Paisagens deslumbrantes, lugares sagrados, descampados, calor insuportável, nada desanimou este ex-consultor de Bill Clinton, hoje diretor em Harvard, que passou 30 anos estudando conflitos. De cafezinho em cafezinho, Ury conseguiu reunir US$ 700 milhões, em países como Alemanha, EUA e Arábia Saudita. No Brasil, entre outros, teve apoio das famílias Feffer e Schahin. Para promover a ideia, Ury deve estar em São Paulo no domingo que vem, quando sua ONG Caminho de Abraão realiza a segunda edição da Corrida da Amizade.

Como surgiu essa ideia? Em 2003, depois do 11 de Setembro e da Guerra do Iraque, vi que as famílias estavam sendo divididas. E pensei em um projeto que unisse de novo as pessoas. Veio-me a história da jornada de Abraão há 4000 anos. A ideia é retraçar seus passos, a exemplo do que se faz com Santiago de Compostela.

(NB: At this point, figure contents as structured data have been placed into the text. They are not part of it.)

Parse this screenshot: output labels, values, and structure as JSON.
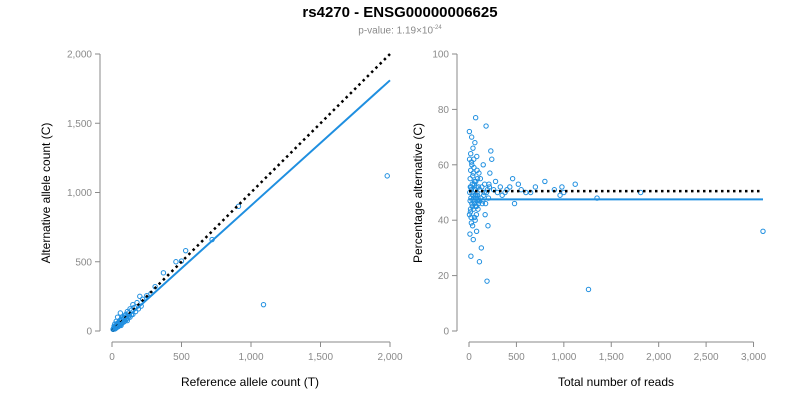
{
  "title": "rs4270 - ENSG00000006625",
  "subtitle": {
    "prefix": "p-value: 1.19×10",
    "exponent": "-24"
  },
  "colors": {
    "points": "#1f8fe0",
    "fit": "#1f8fe0",
    "reference": "#000000",
    "axis": "#8a8a8a"
  },
  "chart_data": [
    {
      "type": "scatter",
      "xlabel": "Reference allele count (T)",
      "ylabel": "Alternative allele count (C)",
      "xlim": [
        0,
        2000
      ],
      "ylim": [
        0,
        2000
      ],
      "xticks": [
        0,
        500,
        1000,
        1500,
        2000
      ],
      "xtick_labels": [
        "0",
        "500",
        "1,000",
        "1,500",
        "2,000"
      ],
      "yticks": [
        0,
        500,
        1000,
        1500,
        2000
      ],
      "ytick_labels": [
        "0",
        "500",
        "1,000",
        "1,500",
        "2,000"
      ],
      "grid": false,
      "reference_line": {
        "style": "dotted",
        "from": [
          0,
          0
        ],
        "to": [
          2000,
          2000
        ]
      },
      "fit_line": {
        "style": "solid",
        "from": [
          0,
          0
        ],
        "to": [
          2000,
          1810
        ]
      },
      "points": [
        [
          1980,
          1120
        ],
        [
          1090,
          190
        ],
        [
          910,
          900
        ],
        [
          720,
          660
        ],
        [
          530,
          580
        ],
        [
          500,
          505
        ],
        [
          460,
          500
        ],
        [
          370,
          420
        ],
        [
          310,
          320
        ],
        [
          280,
          270
        ],
        [
          250,
          255
        ],
        [
          220,
          230
        ],
        [
          200,
          250
        ],
        [
          180,
          205
        ],
        [
          160,
          170
        ],
        [
          150,
          190
        ],
        [
          140,
          150
        ],
        [
          130,
          160
        ],
        [
          120,
          130
        ],
        [
          110,
          140
        ],
        [
          100,
          120
        ],
        [
          95,
          100
        ],
        [
          90,
          110
        ],
        [
          85,
          95
        ],
        [
          80,
          90
        ],
        [
          75,
          100
        ],
        [
          70,
          80
        ],
        [
          65,
          85
        ],
        [
          60,
          70
        ],
        [
          55,
          75
        ],
        [
          50,
          60
        ],
        [
          48,
          55
        ],
        [
          45,
          50
        ],
        [
          42,
          58
        ],
        [
          40,
          45
        ],
        [
          38,
          50
        ],
        [
          35,
          40
        ],
        [
          33,
          42
        ],
        [
          30,
          35
        ],
        [
          28,
          38
        ],
        [
          25,
          30
        ],
        [
          22,
          28
        ],
        [
          20,
          25
        ],
        [
          18,
          22
        ],
        [
          15,
          20
        ],
        [
          12,
          18
        ],
        [
          10,
          15
        ],
        [
          8,
          12
        ],
        [
          140,
          120
        ],
        [
          125,
          110
        ],
        [
          115,
          95
        ],
        [
          105,
          90
        ],
        [
          100,
          80
        ],
        [
          90,
          70
        ],
        [
          85,
          65
        ],
        [
          75,
          60
        ],
        [
          70,
          55
        ],
        [
          60,
          45
        ],
        [
          55,
          40
        ],
        [
          50,
          38
        ],
        [
          45,
          32
        ],
        [
          40,
          30
        ],
        [
          35,
          28
        ],
        [
          30,
          22
        ],
        [
          25,
          18
        ],
        [
          20,
          15
        ],
        [
          60,
          130
        ],
        [
          40,
          100
        ],
        [
          30,
          70
        ],
        [
          20,
          50
        ],
        [
          15,
          35
        ],
        [
          65,
          40
        ],
        [
          170,
          140
        ],
        [
          190,
          160
        ],
        [
          210,
          180
        ],
        [
          110,
          75
        ],
        [
          130,
          100
        ],
        [
          150,
          120
        ]
      ]
    },
    {
      "type": "scatter",
      "xlabel": "Total number of reads",
      "ylabel": "Percentage alternative (C)",
      "xlim": [
        0,
        3100
      ],
      "ylim": [
        0,
        100
      ],
      "xticks": [
        0,
        500,
        1000,
        1500,
        2000,
        2500,
        3000
      ],
      "xtick_labels": [
        "0",
        "500",
        "1,000",
        "1,500",
        "2,000",
        "2,500",
        "3,000"
      ],
      "yticks": [
        0,
        20,
        40,
        60,
        80,
        100
      ],
      "ytick_labels": [
        "0",
        "20",
        "40",
        "60",
        "80",
        "100"
      ],
      "grid": false,
      "reference_line": {
        "style": "dotted",
        "y": 50.5
      },
      "fit_line": {
        "style": "solid",
        "y": 47.5
      },
      "points": [
        [
          3100,
          36
        ],
        [
          1260,
          15
        ],
        [
          1810,
          50
        ],
        [
          1350,
          48
        ],
        [
          1120,
          53
        ],
        [
          1000,
          50
        ],
        [
          980,
          52
        ],
        [
          960,
          49
        ],
        [
          900,
          51
        ],
        [
          800,
          54
        ],
        [
          700,
          52
        ],
        [
          650,
          50
        ],
        [
          600,
          50
        ],
        [
          550,
          51
        ],
        [
          520,
          53
        ],
        [
          480,
          46
        ],
        [
          460,
          55
        ],
        [
          430,
          52
        ],
        [
          400,
          51
        ],
        [
          380,
          50
        ],
        [
          350,
          49
        ],
        [
          330,
          52
        ],
        [
          300,
          50
        ],
        [
          280,
          54
        ],
        [
          260,
          51
        ],
        [
          240,
          62
        ],
        [
          230,
          65
        ],
        [
          220,
          57
        ],
        [
          210,
          53
        ],
        [
          200,
          38
        ],
        [
          190,
          18
        ],
        [
          180,
          74
        ],
        [
          170,
          42
        ],
        [
          160,
          50
        ],
        [
          150,
          60
        ],
        [
          140,
          46
        ],
        [
          130,
          30
        ],
        [
          120,
          55
        ],
        [
          110,
          25
        ],
        [
          100,
          52
        ],
        [
          95,
          44
        ],
        [
          90,
          49
        ],
        [
          85,
          58
        ],
        [
          80,
          36
        ],
        [
          75,
          48
        ],
        [
          70,
          77
        ],
        [
          65,
          40
        ],
        [
          60,
          54
        ],
        [
          55,
          47
        ],
        [
          50,
          62
        ],
        [
          45,
          33
        ],
        [
          40,
          56
        ],
        [
          35,
          45
        ],
        [
          30,
          60
        ],
        [
          28,
          70
        ],
        [
          25,
          39
        ],
        [
          22,
          52
        ],
        [
          20,
          27
        ],
        [
          18,
          64
        ],
        [
          15,
          43
        ],
        [
          12,
          55
        ],
        [
          10,
          35
        ],
        [
          8,
          50
        ],
        [
          6,
          62
        ],
        [
          5,
          42
        ],
        [
          4,
          72
        ],
        [
          110,
          47
        ],
        [
          115,
          51
        ],
        [
          125,
          48
        ],
        [
          135,
          52
        ],
        [
          145,
          47
        ],
        [
          155,
          49
        ],
        [
          165,
          53
        ],
        [
          175,
          46
        ],
        [
          185,
          50
        ],
        [
          195,
          51
        ],
        [
          205,
          48
        ],
        [
          215,
          52
        ],
        [
          50,
          48
        ],
        [
          55,
          53
        ],
        [
          60,
          46
        ],
        [
          65,
          51
        ],
        [
          70,
          49
        ],
        [
          75,
          52
        ],
        [
          80,
          45
        ],
        [
          85,
          50
        ],
        [
          90,
          55
        ],
        [
          95,
          48
        ],
        [
          100,
          46
        ],
        [
          105,
          57
        ],
        [
          20,
          48
        ],
        [
          25,
          51
        ],
        [
          30,
          46
        ],
        [
          35,
          53
        ],
        [
          40,
          49
        ],
        [
          45,
          57
        ],
        [
          12,
          47
        ],
        [
          14,
          52
        ],
        [
          16,
          44
        ],
        [
          18,
          58
        ],
        [
          22,
          41
        ],
        [
          26,
          61
        ],
        [
          32,
          50
        ],
        [
          38,
          38
        ],
        [
          42,
          66
        ],
        [
          48,
          44
        ],
        [
          52,
          59
        ],
        [
          58,
          41
        ],
        [
          62,
          68
        ],
        [
          68,
          45
        ],
        [
          72,
          54
        ],
        [
          78,
          42
        ],
        [
          82,
          63
        ],
        [
          88,
          47
        ]
      ]
    }
  ]
}
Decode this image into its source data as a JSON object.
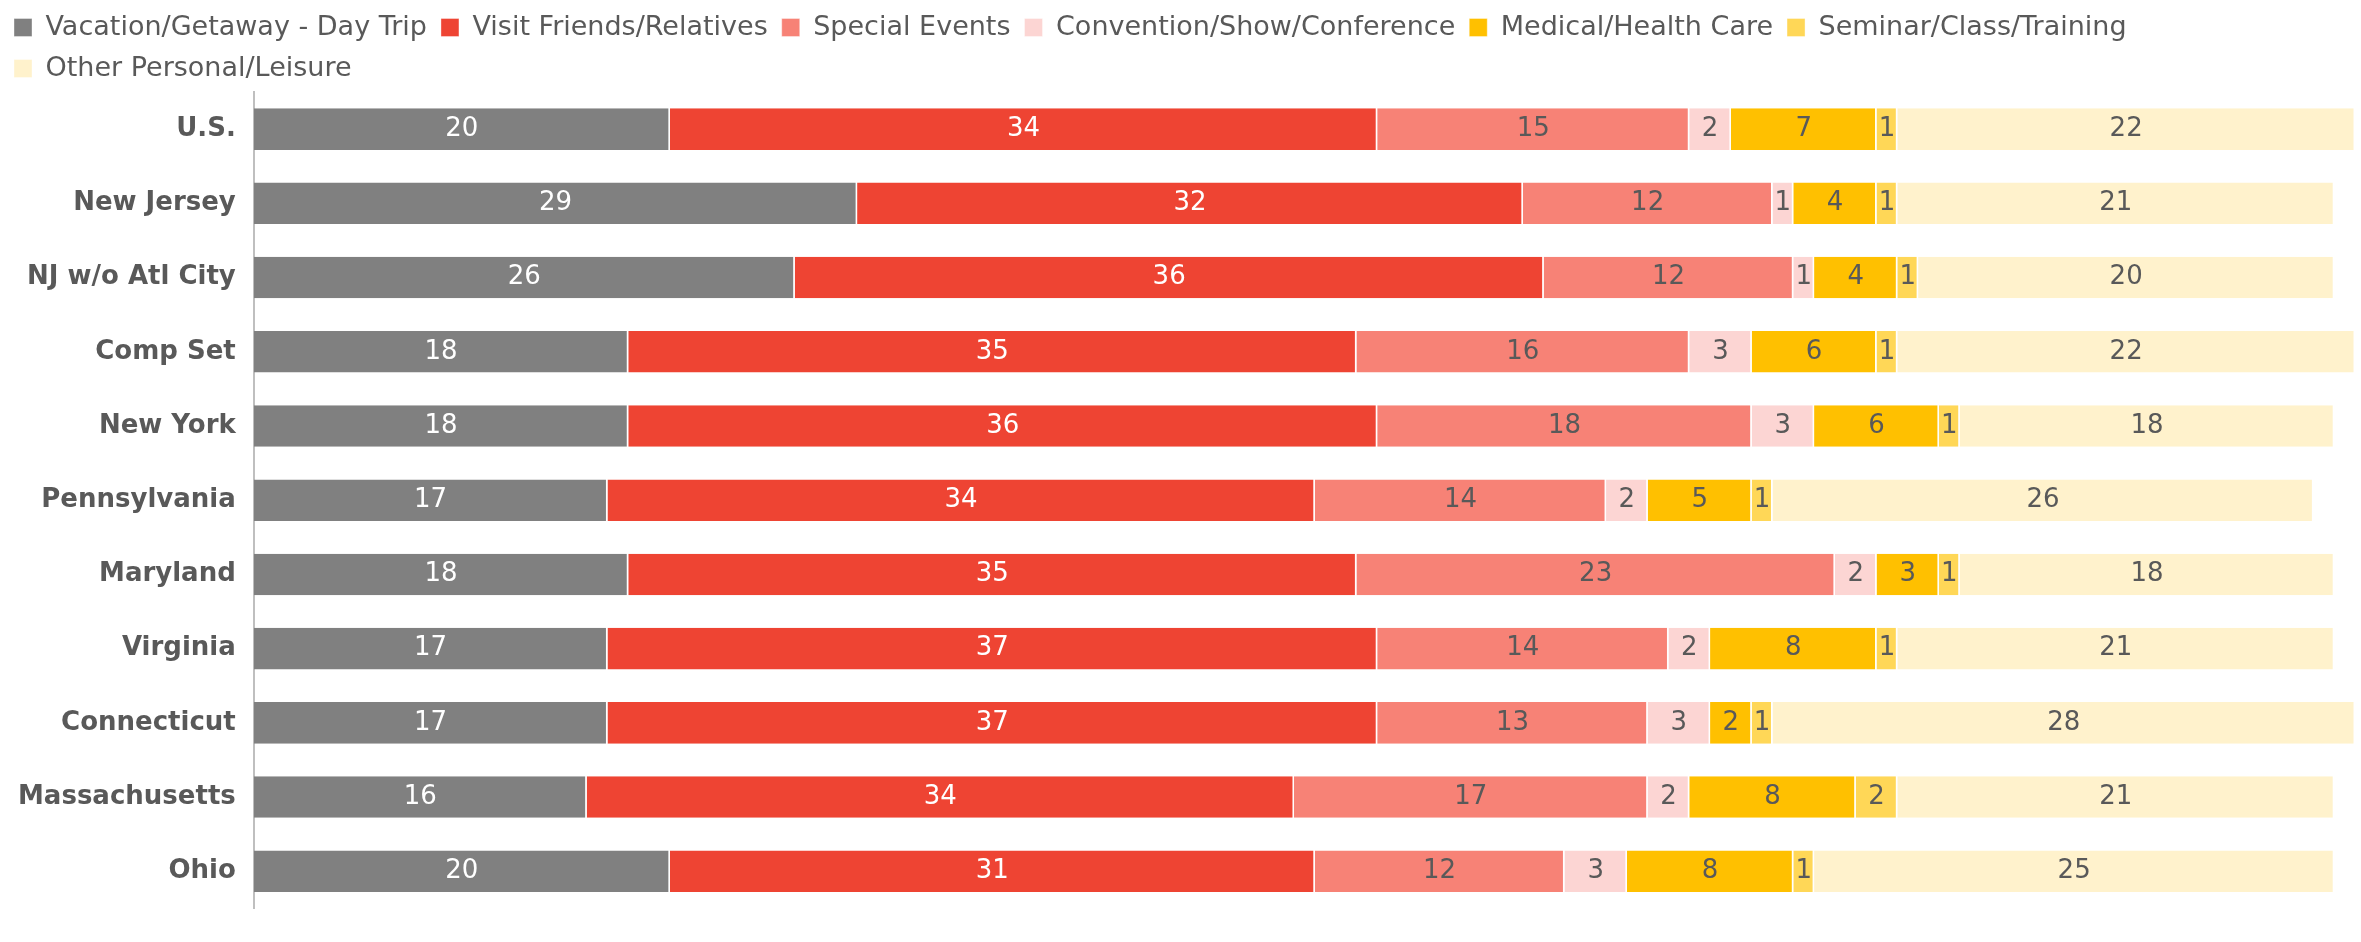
{
  "chart_data": {
    "type": "bar",
    "orientation": "horizontal",
    "stacked": true,
    "data_labels": true,
    "legend": "top",
    "tick_labels": "y",
    "categories": [
      "U.S.",
      "New Jersey",
      "NJ w/o Atl City",
      "Comp Set",
      "New York",
      "Pennsylvania",
      "Maryland",
      "Virginia",
      "Connecticut",
      "Massachusetts",
      "Ohio"
    ],
    "series": [
      {
        "name": "Vacation/Getaway - Day Trip",
        "color": "#808080",
        "values": [
          20,
          29,
          26,
          18,
          18,
          17,
          18,
          17,
          17,
          16,
          20
        ]
      },
      {
        "name": "Visit Friends/Relatives",
        "color": "#ee4433",
        "values": [
          34,
          32,
          36,
          35,
          36,
          34,
          35,
          37,
          37,
          34,
          31
        ]
      },
      {
        "name": "Special Events",
        "color": "#f78276",
        "values": [
          15,
          12,
          12,
          16,
          18,
          14,
          23,
          14,
          13,
          17,
          12
        ]
      },
      {
        "name": "Convention/Show/Conference",
        "color": "#fcd5d3",
        "values": [
          2,
          1,
          1,
          3,
          3,
          2,
          2,
          2,
          3,
          2,
          3
        ]
      },
      {
        "name": "Medical/Health Care",
        "color": "#ffc000",
        "values": [
          7,
          4,
          4,
          6,
          6,
          5,
          3,
          8,
          2,
          8,
          8
        ]
      },
      {
        "name": "Seminar/Class/Training",
        "color": "#ffd757",
        "values": [
          1,
          1,
          1,
          1,
          1,
          1,
          1,
          1,
          1,
          2,
          1
        ]
      },
      {
        "name": "Other Personal/Leisure",
        "color": "#fff2cc",
        "values": [
          22,
          21,
          20,
          22,
          18,
          26,
          18,
          21,
          28,
          21,
          25
        ]
      }
    ]
  }
}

O que espera com isso? Reconectar a família humana. Procurei a história mais poderosa sobre a unidade entre povos - para mim, é a de Abraão. Mas não basta contar uma história, ela precisa ser vivida. Nas aldeias por onde Abraão passou estão vivos os seus valores, de gentileza, amizade e hospitalidade.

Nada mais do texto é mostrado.